The solution, somewhat inevitably, is money and quite a lot of it with Early Childhood Ireland arguing that the current Government funding of around €1 billion should be raised to roughly €4 billion by 2029 in order to provide a publicly funded Early Years and School Age Care system in Ireland that would benefit parents, staff and providers.

“I think it’s fair to say that reaching that €1 billion target in advance of schedule was really brilliant,” she says. “And I kind of get why there’s a level of frustration (within the Department of Children), because to be very frank, we were in this building, in Buswell’s last year, for the budget announcement and my jaw dropped at the €1 billion. That was enormous progress.

“But at some point, some Government has to stand up and say: ‘We’ve underinvested for decades, and now we are going to make this a priority.’ The Minister has made it clear he wants to put more money into the sector and if anything, we’re supporting him. But everybody in the room, everybody in the Cabinet, everybody knows it’s not Early Childhood Ireland propaganda that we’re underinvesting.”
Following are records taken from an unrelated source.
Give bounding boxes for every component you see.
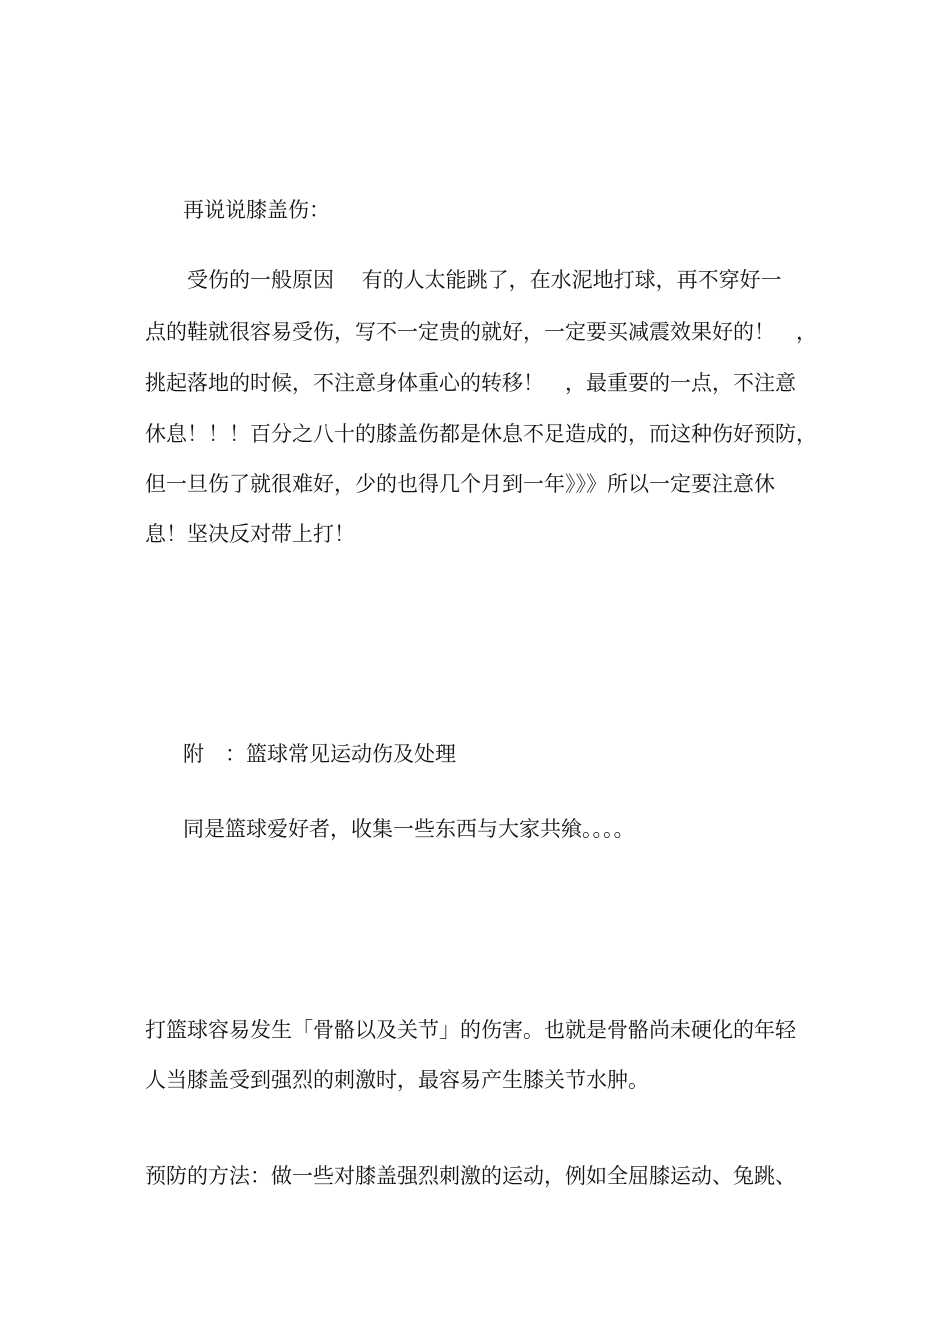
prevention-line: 预防的方法：做一些对膝盖强烈刺激的运动，例如全屈膝运动、兔跳、 [145, 1164, 796, 1188]
appendix-intro: 同是篮球爱好者，收集一些东西与大家共飨。。。。 [183, 817, 635, 841]
body-line-1: 打篮球容易发生「骨骼以及关节」的伤害。也就是骨骼尚未硬化的年轻 [145, 1018, 796, 1042]
paragraph-line-1: 受伤的一般原因 有的人太能跳了，在水泥地打球，再不穿好一 [187, 268, 782, 292]
paragraph-line-2: 点的鞋就很容易受伤，写不一定贵的就好，一定要买减震效果好的！ ， [145, 320, 817, 344]
paragraph-line-3: 挑起落地的时候，不注意身体重心的转移！ ，最重要的一点，不注意 [145, 371, 796, 395]
body-line-2: 人当膝盖受到强烈的刺激时，最容易产生膝关节水肿。 [145, 1068, 649, 1092]
paragraph-line-4: 休息！！！百分之八十的膝盖伤都是休息不足造成的，而这种伤好预防， [145, 422, 817, 446]
paragraph-line-6: 息！坚决反对带上打！ [145, 522, 355, 546]
appendix-title: 附 ：篮球常见运动伤及处理 [183, 742, 456, 766]
paragraph-line-5: 但一旦伤了就很难好，少的也得几个月到一年》》》所以一定要注意休 [145, 472, 775, 496]
section-heading-knee-injury: 再说说膝盖伤： [183, 198, 330, 222]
The €4 billion figure, she argues, would bring the State’s spend up to the 1 per cent of GDP commonly seen in some other European countries while allowing the sector to address its ongoing staffing crisis.

“We hear from between 100 and 250 members a week, we gather our own data very carefully, our own metrics and overwhelmingly staffing is the number one issue. Trying to get educators to come in, trying to get them to stay because the wages are still very low and they’re very low because of underinvestment,” she says while criticising the current Joint Labour Committee system for establishing minimum levels of pay as inappropriate if the sector is serious about making serious long-term progress on the issue.

That, though, is linked to the organisation’s desire to see a multiannual plan. “We really believe that a five-year-plan would help because the department could set out a vision, name an amount and spell out how they’re going to get there. I think an awful lot of the negativity that we see at the moment comes from a place of fear and worry because of the uncertainty.”